Władimirze Władimirowiczu, przegraliście tę wojnę – miał usłyszeć Putin od jednego z generałów podczas narady z kierownictwem resortów siłowych i z dowódcami wojskowymi. Tak przynajmniej twierdzi rosyjski bloger General SVR, który na Telegramie publikuje, często okazujące się potem prawdą, przecieki ze szczytów kremlowskiego olimpu. W jego ocenie armia rosyjska przegrała w tym sensie, że nie tylko straciła możliwości ofensywne, lecz także niedługo nie będzie w stanie nawet się bronić przed ukraińską kontrofensywą. Co zresztą pokazuje klęska pod Charkowem.
Kremlowska propaganda próbowała mydlić oczy swoim odbiorcom. Rzecznik MON Igor Konaszenkow ucieczkę przedstawił jako przegrupowanie oddziałów, które teraz będą bardziej potrzebne w obronie obwodu donieckiego. Nie zabrzmiało to wiarygodnie nawet dla zwolenników rozpętanej przez Putina wojny.
Coraz częściej do głównego nurtu propagandy przebijają się głosy niezadowolenia. Tradycyjnie nieudolność armii rosyjskiej krytykuje Igor „Striełkow” Girkin, były oficer FSB, bohater walk w Donbasie po stronie separatystów. Radykalny imperialista, który już w 2014 r. narzekał na Putina, bo ten nie zdecydował się na podbój całej Ukrainy. Kompromitację charkowską porównał ostatnio do klęsk rosyjskich podczas wojny z Japonią w 1905 r. Jak wiadomo, ówczesna porażka na froncie była początkiem końca imperium.
Choć „Striełkow” nie funkcjonuje w oficjalnym obiegu, to jego głosem zaczęli mówić goście popularnych programów propagandowych w państwowej telewizji. Były deputowany Borys Nadieżdin oskarżył o kłamstwo tych, którzy doradzali Putinowi rozpoczęcie „specjalnej operacji wojskowej”, zapewniając, że zakończy się ona szybkim zwycięstwem. Deputowany Siergiej Mironow uspokajał, zapewniając, że Rosja tak naprawdę jeszcze nie zaczęła „prawdziwej” operacji. Obaj są przedstawicielami koncesjonowanej opozycji, przy czym pierwszy gra rolę liberała, drugi – ultrapatrioty.
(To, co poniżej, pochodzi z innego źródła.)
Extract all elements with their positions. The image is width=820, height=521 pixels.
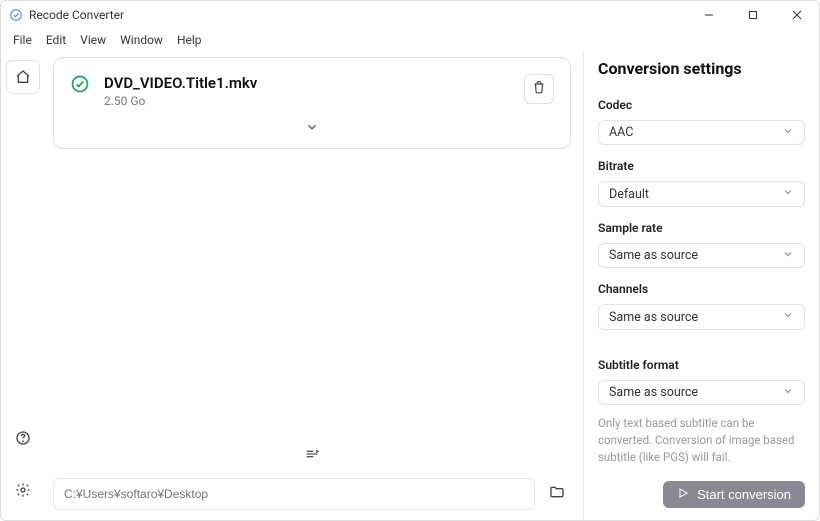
menu-file[interactable]: File (7, 31, 38, 49)
maximize-button[interactable] (731, 1, 775, 29)
samplerate-value: Same as source (609, 248, 698, 263)
menu-help[interactable]: Help (171, 31, 208, 49)
channels-select[interactable]: Same as source (598, 304, 805, 329)
codec-label: Codec (598, 98, 805, 112)
subtitle-value: Same as source (609, 385, 698, 400)
samplerate-label: Sample rate (598, 221, 805, 235)
home-button[interactable] (7, 61, 39, 93)
samplerate-select[interactable]: Same as source (598, 243, 805, 268)
channels-label: Channels (598, 282, 805, 296)
menubar: File Edit View Window Help (1, 29, 819, 51)
check-circle-icon (70, 74, 90, 98)
start-conversion-button[interactable]: Start conversion (663, 481, 805, 508)
settings-button[interactable] (7, 474, 39, 506)
output-path-input[interactable] (53, 478, 535, 510)
main-area: DVD_VIDEO.Title1.mkv 2.50 Go (45, 51, 583, 520)
play-icon (677, 487, 689, 502)
folder-icon (549, 484, 565, 504)
list-icon (304, 446, 320, 466)
content: DVD_VIDEO.Title1.mkv 2.50 Go (1, 51, 819, 520)
codec-value: AAC (609, 125, 633, 140)
bitrate-select[interactable]: Default (598, 181, 805, 206)
codec-select[interactable]: AAC (598, 120, 805, 145)
subtitle-helper-text: Only text based subtitle can be converte… (598, 415, 805, 465)
titlebar: Recode Converter (1, 1, 819, 29)
file-size: 2.50 Go (104, 94, 510, 108)
bitrate-value: Default (609, 187, 649, 202)
window-controls (687, 1, 819, 29)
chevron-down-icon (305, 120, 319, 138)
close-button[interactable] (775, 1, 819, 29)
window-title: Recode Converter (29, 8, 687, 22)
file-name: DVD_VIDEO.Title1.mkv (104, 74, 510, 92)
file-card: DVD_VIDEO.Title1.mkv 2.50 Go (53, 57, 571, 149)
expand-file-button[interactable] (70, 114, 554, 138)
subtitle-label: Subtitle format (598, 358, 805, 372)
channels-value: Same as source (609, 310, 698, 325)
chevron-down-icon (782, 309, 794, 325)
delete-file-button[interactable] (524, 74, 554, 104)
app-icon (9, 8, 23, 22)
browse-folder-button[interactable] (543, 480, 571, 508)
settings-title: Conversion settings (598, 59, 805, 78)
chevron-down-icon (782, 186, 794, 202)
chevron-down-icon (782, 385, 794, 401)
menu-window[interactable]: Window (114, 31, 169, 49)
trash-icon (532, 80, 546, 98)
subtitle-select[interactable]: Same as source (598, 380, 805, 405)
list-options-button[interactable] (53, 438, 571, 470)
help-button[interactable] (7, 422, 39, 454)
bitrate-label: Bitrate (598, 159, 805, 173)
chevron-down-icon (782, 125, 794, 141)
menu-edit[interactable]: Edit (40, 31, 72, 49)
start-button-label: Start conversion (697, 487, 791, 502)
left-rail (1, 51, 45, 520)
chevron-down-icon (782, 248, 794, 264)
minimize-button[interactable] (687, 1, 731, 29)
menu-view[interactable]: View (74, 31, 112, 49)
conversion-settings-panel: Conversion settings Codec AAC Bitrate De… (583, 51, 819, 520)
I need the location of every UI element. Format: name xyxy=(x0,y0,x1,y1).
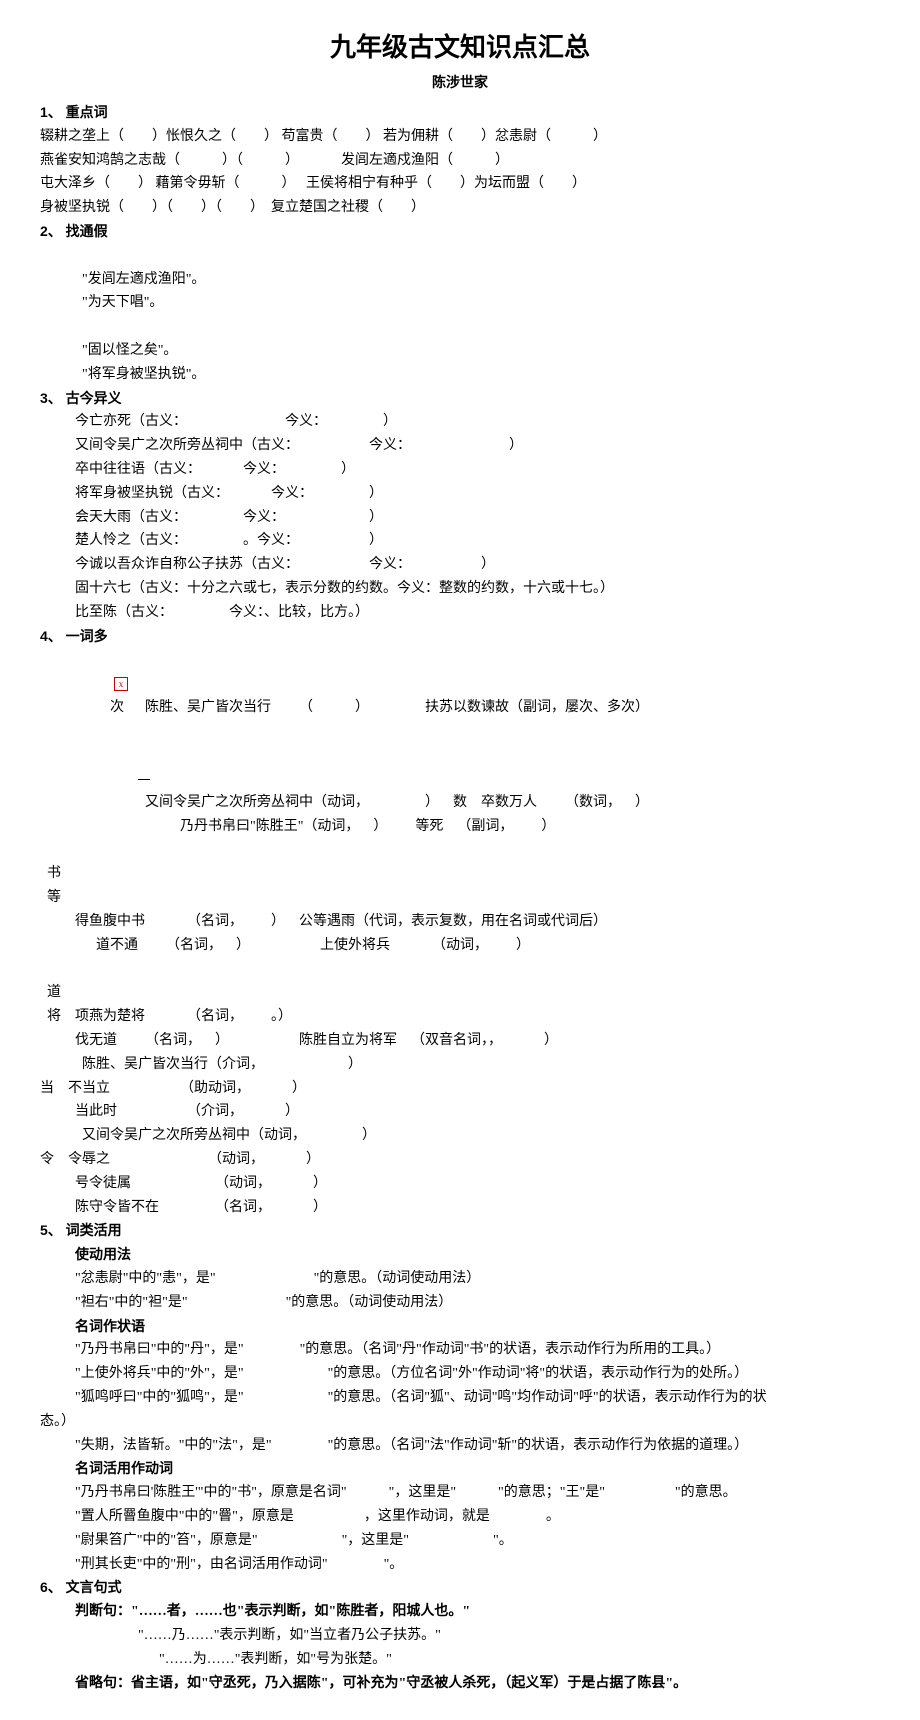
section-3-head: 3、 古今异义 xyxy=(40,387,880,411)
s3-l7: 今诚以吾众诈自称公子扶苏（古义： 今义： ） xyxy=(40,553,880,577)
s5-l9: "尉果笞广"中的"笞"，原意是" "，这里是" "。 xyxy=(40,1529,880,1553)
s4-l13: 令 令辱之 （动词， ） xyxy=(40,1148,880,1172)
s5-sub2: 名词作状语 xyxy=(40,1315,880,1339)
s2-l2a: "固以怪之矣"。 xyxy=(82,339,392,363)
s1-line1: 辍耕之垄上（ ）怅恨久之（ ） 苟富贵（ ） 若为佣耕（ ）忿恚尉（ ） xyxy=(40,125,880,149)
s3-l3: 卒中往往语（古义： 今义： ） xyxy=(40,458,880,482)
s5-l1: "忿恚尉"中的"恚"，是" "的意思。（动词使动用法） xyxy=(40,1267,880,1291)
s3-l4: 将军身被坚执锐（古义： 今义： ） xyxy=(40,482,880,506)
s5-l8: "置人所罾鱼腹中"中的"罾"，原意是 ，这里作动词，就是 。 xyxy=(40,1505,880,1529)
s4-l12: 又间令吴广之次所旁丛祠中（动词， ） xyxy=(40,1124,880,1148)
section-6-head: 6、 文言句式 xyxy=(40,1576,880,1600)
s6-l1b: 判断句："……者，……也"表示判断，如"陈胜者，阳城人也。" xyxy=(75,1604,470,1619)
s4-l7a: 道 xyxy=(47,981,317,1005)
s4-l2: 又间令吴广之次所旁丛祠中（动词， ） 数 卒数万人 （数词， ） xyxy=(40,744,880,815)
s4-l3: 乃丹书帛曰"陈胜王"（动词， ） 等死 （副词， ） xyxy=(40,815,880,839)
s4-l2-txt: 又间令吴广之次所旁丛祠中（动词， ） 数 卒数万人 （数词， ） xyxy=(145,795,649,810)
s5-l5b: 态。） xyxy=(40,1410,880,1434)
s4-l7: 道 将 项燕为楚将 （名词， 。） xyxy=(40,958,880,1029)
s1-line3: 屯大泽乡（ ） 藉第令毋斩（ ） 王侯将相宁有种乎（ ）为坛而盟（ ） xyxy=(40,172,880,196)
s4-l1: x 次 陈胜、吴广皆次当行 （ ） 扶苏以数谏故（副词，屡次、多次） xyxy=(40,648,880,743)
s2-l1a: "发闾左適戍渔阳"。 xyxy=(82,268,392,292)
s5-l4: "上使外将兵"中的"外"，是" "的意思。（方位名词"外"作动词"将"的状语，表… xyxy=(40,1362,880,1386)
s5-sub3: 名词活用作动词 xyxy=(40,1457,880,1481)
s2-line1: "发闾左適戍渔阳"。 "为天下唱"。 xyxy=(40,244,880,315)
s3-l5: 会天大雨（古义： 今义： ） xyxy=(40,506,880,530)
s5-l6: "失期，法皆斩。"中的"法"，是" "的意思。（名词"法"作动词"斩"的状语，表… xyxy=(40,1434,880,1458)
page-subtitle: 陈涉世家 xyxy=(40,71,880,95)
s4-l6: 道不通 （名词， ） 上使外将兵 （动词， ） xyxy=(40,934,880,958)
section-5-head: 5、 词类活用 xyxy=(40,1219,880,1243)
s5-sub1: 使动用法 xyxy=(40,1243,880,1267)
s4-l9: 陈胜、吴广皆次当行（介词， ） xyxy=(40,1053,880,1077)
s4-l10: 当 不当立 （助动词， ） xyxy=(40,1077,880,1101)
s4-l4: 书 等 xyxy=(40,839,880,910)
s2-l1b: "为天下唱"。 xyxy=(82,295,163,310)
s3-l9: 比至陈（古义： 今义：、比较，比方。） xyxy=(40,601,880,625)
s5-l10: "刑其长吏"中的"刑"，由名词活用作动词" "。 xyxy=(40,1553,880,1577)
s4-l4b: 等 xyxy=(47,890,61,905)
s5-l2: "袒右"中的"袒"是" "的意思。（动词使动用法） xyxy=(40,1291,880,1315)
s1-line2: 燕雀安知鸿鹄之志哉（ ）（ ） 发闾左適戍渔阳（ ） xyxy=(40,149,880,173)
page-title: 九年级古文知识点汇总 xyxy=(40,25,880,69)
s6-l4: 省略句：省主语，如"守丞死，乃入据陈"，可补充为"守丞被人杀死，（起义军）于是占… xyxy=(40,1672,880,1696)
s3-l1: 今亡亦死（古义： 今义： ） xyxy=(40,410,880,434)
section-1-head: 1、 重点词 xyxy=(40,101,880,125)
s4-l11: 当此时 （介词， ） xyxy=(40,1100,880,1124)
section-4-head: 4、 一词多 xyxy=(40,625,880,649)
s2-l2b: "将军身被坚执锐"。 xyxy=(82,367,205,382)
s5-l7: "乃丹书帛曰'陈胜王'"中的"书"，原意是名词" "，这里是" "的意思；"王"… xyxy=(40,1481,880,1505)
s1-line4: 身被坚执锐（ ）（ ）（ ） 复立楚国之社稷（ ） xyxy=(40,196,880,220)
s3-l8: 固十六七（古义：十分之六或七，表示分数的约数。今义：整数的约数，十六或十七。） xyxy=(40,577,880,601)
s2-line2: "固以怪之矣"。 "将军身被坚执锐"。 xyxy=(40,315,880,386)
s6-l3: "……为……"表判断，如"号为张楚。" xyxy=(40,1648,880,1672)
line-icon xyxy=(138,779,150,780)
error-x-icon: x xyxy=(114,677,128,691)
s4-l4a: 书 xyxy=(47,862,317,886)
s6-l1: 判断句："……者，……也"表示判断，如"陈胜者，阳城人也。" xyxy=(40,1600,880,1624)
s4-l7b: 将 项燕为楚将 （名词， 。） xyxy=(47,1009,292,1024)
s5-l5a: "狐鸣呼曰"中的"狐鸣"，是" "的意思。（名词"狐"、动词"鸣"均作动词"呼"… xyxy=(40,1386,880,1410)
s4-l14: 号令徒属 （动词， ） xyxy=(40,1172,880,1196)
section-2-head: 2、 找通假 xyxy=(40,220,880,244)
s4-l8: 伐无道 （名词， ） 陈胜自立为将军 （双音名词，， ） xyxy=(40,1029,880,1053)
s5-l3: "乃丹书帛曰"中的"丹"，是" "的意思。（名词"丹"作动词"书"的状语，表示动… xyxy=(40,1338,880,1362)
s4-l5: 得鱼腹中书 （名词， ） 公等遇雨（代词，表示复数，用在名词或代词后） xyxy=(40,910,880,934)
s3-l6: 楚人怜之（古义： 。今义： ） xyxy=(40,529,880,553)
s6-l4b: 省略句：省主语，如"守丞死，乃入据陈"，可补充为"守丞被人杀死，（起义军）于是占… xyxy=(75,1676,687,1691)
s4-l15: 陈守令皆不在 （名词， ） xyxy=(40,1196,880,1220)
s4-l1-txt: 次 陈胜、吴广皆次当行 （ ） 扶苏以数谏故（副词，屡次、多次） xyxy=(110,700,649,715)
s3-l2: 又间令吴广之次所旁丛祠中（古义： 今义： ） xyxy=(40,434,880,458)
s6-l2: "……乃……"表示判断，如"当立者乃公子扶苏。" xyxy=(40,1624,880,1648)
O tym, że sytuacja na froncie jest „bardzo trudna”, otwarcie mówili nawet, zazwyczaj bojowo nastawieni propagandyści, popularni prowadzący programy publicystyczne: Olga Skabiejewa, Jewgienij Popow czy Władimir Sołowiow. Szefowa RT Margarita Simonian apelowała o to, by nie panikować i modlić się za powodzenie walk. A jednocześnie, podobnie jak wielu innych kremlowskich agitatorów, nawoływała do zemsty. „Trzeba przyznać, że ponieśliśmy klęskę pod Charkowem” – mówił reżyser Karen Szachnazarow w programie Władimira Sołowiowa. Z kolei Aleksandr Prochanow, stalinista, charyzmatyczny publicysta o skrajnie imperialistycznych poglądach, na łamach swojej gazety „Zawtra” pocieszającym tonem pisał: „Rosja zawsze umiała swoje najstraszniejsze klęski przekuwać w zwycięstwa”.
W mediach rosyjskich pojawiają się informacje o zagrożeniach dla bezpieczeństwa przygranicznego obwodu biełgorodzkiego. Nie po raz pierwszy. O ile jednak kilka miesięcy temu służyły one propagandowemu przedstawieniu Ukraińców jako agresorów, o tyle obecnie wydają się szczerą obawą o to, jak daleko zajdzie ukraińska ofensywa. Gdy podczas wspomnianej narady Patruszew raportował o dywersji w Biełgorodzie, rozdrażniony Putin miał odpowiedzieć: „Na ch.j mi o tym opowiadacie? Tam praktycznie sami Ukraińcy żyją. Swoich zabijają. I bez tego mamy wystarczająco problemów”.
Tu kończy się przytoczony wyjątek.